Additional Patient Rights

The goal of Computational Diagnostics Inc. (CDI), and its affiliate Clinical Neurophysiological Services, LLC (CNS), is to provide excellent health care to all patients.

All patients have the right to the following:

Access: The right to receive care without discrimination due to age, ancestry, color, culture, disability (physical or intellectual), ethnicity, gender, gender identity or expression, genetic information, language, military/veteran status, national origin, race, religious creed, sexual orientation and preference, AIDS or HIV status, socioeconomic status, or source of payment for patient care.

Respect and Dignity: The right to receive considerate, respectful care given by competent personnel, which optimizes patients comfort and dignity.

Communication: The right to –

  • Know the name of the provider who has primary responsibility for care, and the identity and function of all individuals providing care, treatment and services.

  • Be communicated with in a manner that is clear, concise and understandable. Information provided shall be appropriate to the age and cognition of the patient.

Quality Care Delivery: The right to –

  • Receive high quality care based on professional standards that are continually maintained and reviewed.

  • Expect good management techniques to be implemented to effectively use the patient’s time and to avoid the personal discomfort of the patient.

  • Be free from all forms of mental, physical, sexual, and verbal abuse, neglect and exploitation.

Participation in Care: The right to –

  • Participate with the providers in the development, implementation and revision of the patient plan of care.

  • Receive information about current health status, outcomes, and recovery.

  • Be informed about proposed care options including the risks and benefits, other care options, what could happen without care, and the expected outcome(s) of any medical care provided, including any outcomes that were not expected.

  • Participate in the consideration of ethical issues concerning care.

Consent: The right to –

  • Refuse any care, therapy, drug, treatment or procedure that a provider is recommending. The provider will discuss the medical consequences of such refusal. There are times when care must be provided by law or regulation.

  • Give consent prior to the start of any experimental, research, donor program or educational activities in which the patient may be asked to participate. The patient or the patient’s legal representative may, at any time, refuse to continue in any such study/program to which informed consent has previously been given. Refusal to participate or discontinuation of participation will not compromise the patient’s right to access care, treatment or services.

Personal Privacy: The right to be interviewed, examined, treated and have care discussed in places designed to protect privacy.

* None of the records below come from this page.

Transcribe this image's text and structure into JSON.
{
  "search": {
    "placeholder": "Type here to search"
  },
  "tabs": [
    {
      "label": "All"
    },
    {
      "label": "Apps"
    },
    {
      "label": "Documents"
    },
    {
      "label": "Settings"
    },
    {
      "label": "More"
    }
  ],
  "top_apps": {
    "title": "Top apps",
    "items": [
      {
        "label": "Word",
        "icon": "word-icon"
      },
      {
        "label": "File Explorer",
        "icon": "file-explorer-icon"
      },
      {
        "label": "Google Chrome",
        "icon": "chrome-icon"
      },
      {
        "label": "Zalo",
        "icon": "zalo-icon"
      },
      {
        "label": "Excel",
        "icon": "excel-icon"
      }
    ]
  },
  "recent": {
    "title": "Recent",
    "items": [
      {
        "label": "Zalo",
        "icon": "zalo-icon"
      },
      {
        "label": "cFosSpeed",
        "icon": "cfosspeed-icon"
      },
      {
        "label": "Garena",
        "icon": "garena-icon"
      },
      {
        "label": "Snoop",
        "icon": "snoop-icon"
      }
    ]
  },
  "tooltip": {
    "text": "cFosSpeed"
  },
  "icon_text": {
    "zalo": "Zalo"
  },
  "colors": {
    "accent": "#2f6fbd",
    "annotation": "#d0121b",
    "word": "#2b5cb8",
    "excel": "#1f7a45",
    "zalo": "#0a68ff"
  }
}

Medical Record: The right to access all information contained in the patient’s medical record, unless access is restricted by the attending provider for medical reasons.

Financial Charges: The right to examine and receive a detailed explanation of the bill for services.

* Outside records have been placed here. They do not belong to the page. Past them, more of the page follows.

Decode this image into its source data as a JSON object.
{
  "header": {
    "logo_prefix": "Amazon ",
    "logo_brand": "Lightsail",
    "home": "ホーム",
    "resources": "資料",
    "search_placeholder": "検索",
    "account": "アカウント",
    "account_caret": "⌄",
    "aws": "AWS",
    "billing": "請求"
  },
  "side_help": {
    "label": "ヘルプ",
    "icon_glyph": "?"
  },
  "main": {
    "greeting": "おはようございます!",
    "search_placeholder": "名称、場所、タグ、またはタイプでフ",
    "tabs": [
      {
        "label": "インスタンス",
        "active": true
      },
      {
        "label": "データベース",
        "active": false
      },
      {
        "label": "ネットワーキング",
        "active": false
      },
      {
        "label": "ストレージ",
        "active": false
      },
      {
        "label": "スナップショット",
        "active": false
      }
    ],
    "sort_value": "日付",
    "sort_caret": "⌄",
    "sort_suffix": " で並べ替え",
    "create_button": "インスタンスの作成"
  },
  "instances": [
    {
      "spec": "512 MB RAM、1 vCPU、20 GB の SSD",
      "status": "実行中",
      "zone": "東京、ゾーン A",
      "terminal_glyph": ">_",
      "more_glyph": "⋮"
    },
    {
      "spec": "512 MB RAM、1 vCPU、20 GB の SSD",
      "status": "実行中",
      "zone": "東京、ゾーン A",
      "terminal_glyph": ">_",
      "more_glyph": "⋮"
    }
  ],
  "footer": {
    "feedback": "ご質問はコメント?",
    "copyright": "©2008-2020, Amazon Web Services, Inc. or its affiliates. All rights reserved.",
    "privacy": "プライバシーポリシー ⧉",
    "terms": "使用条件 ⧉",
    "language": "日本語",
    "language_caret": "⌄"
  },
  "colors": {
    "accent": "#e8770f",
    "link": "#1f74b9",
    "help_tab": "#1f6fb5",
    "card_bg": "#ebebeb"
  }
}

Complaint/Grievance: The right to –

  • Receive information about how to get assistance with concerns, problems, or complaints about the quality of care and services received, and to initiate a formal grievance process with CDI/CNS or with state regulatory agencies without being subject to coercion, discrimination, reprisal or unreasonable interruption of care, treatment or services.

  • Report PA Department of Health or Civil Rights complaints/grievances directly to: The Pennsylvania Department of Health, Division of Acute & Ambulatory Care, Room 532 Health & Welfare Building, 625 Forster Street, Harrisburg, PA 17120-0701. Phone: (717) 783-8980. Fax: (717) 705-6663. Complaint Hotline: 1-800-254-5164. Click here to make a report.

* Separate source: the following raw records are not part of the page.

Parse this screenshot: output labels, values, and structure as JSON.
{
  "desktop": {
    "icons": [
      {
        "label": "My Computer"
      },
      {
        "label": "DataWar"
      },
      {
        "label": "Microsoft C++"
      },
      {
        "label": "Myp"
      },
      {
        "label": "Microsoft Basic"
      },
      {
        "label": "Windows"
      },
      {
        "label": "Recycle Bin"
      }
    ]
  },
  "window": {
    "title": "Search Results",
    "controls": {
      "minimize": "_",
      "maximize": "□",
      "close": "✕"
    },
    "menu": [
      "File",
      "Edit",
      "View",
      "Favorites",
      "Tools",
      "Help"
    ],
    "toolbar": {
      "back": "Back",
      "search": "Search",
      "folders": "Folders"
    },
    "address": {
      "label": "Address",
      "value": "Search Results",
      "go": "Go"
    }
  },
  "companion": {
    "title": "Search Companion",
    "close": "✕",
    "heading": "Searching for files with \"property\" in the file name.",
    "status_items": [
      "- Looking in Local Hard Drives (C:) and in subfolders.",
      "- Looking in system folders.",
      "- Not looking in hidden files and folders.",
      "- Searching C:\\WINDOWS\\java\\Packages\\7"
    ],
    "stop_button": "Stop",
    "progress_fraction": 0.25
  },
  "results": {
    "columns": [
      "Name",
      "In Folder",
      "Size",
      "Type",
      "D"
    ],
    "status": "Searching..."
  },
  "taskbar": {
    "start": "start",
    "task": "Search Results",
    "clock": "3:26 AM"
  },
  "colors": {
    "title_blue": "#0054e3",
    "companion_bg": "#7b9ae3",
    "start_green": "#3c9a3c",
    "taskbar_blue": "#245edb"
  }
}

  • Report complaints/grievances directly to The Joint Commission, a hospital accreditation organization, at: The Office of Quality and Patient Safety (OQPS)The Joint Commission, One Renaissance Boulevard, Oakbrook Terrace, IL 60181. Patient Safety Event Phone Line: 1 800-994-6610, Email: www.jointcommission.org, using the “Report a Patient Safety Event” link in the “Action Center” on the home page of the website. Fax: 1 630-792-5636 or Patients enrolled in Medicare or Medicare insurance products may contact Livanta, 1 866-815-5440.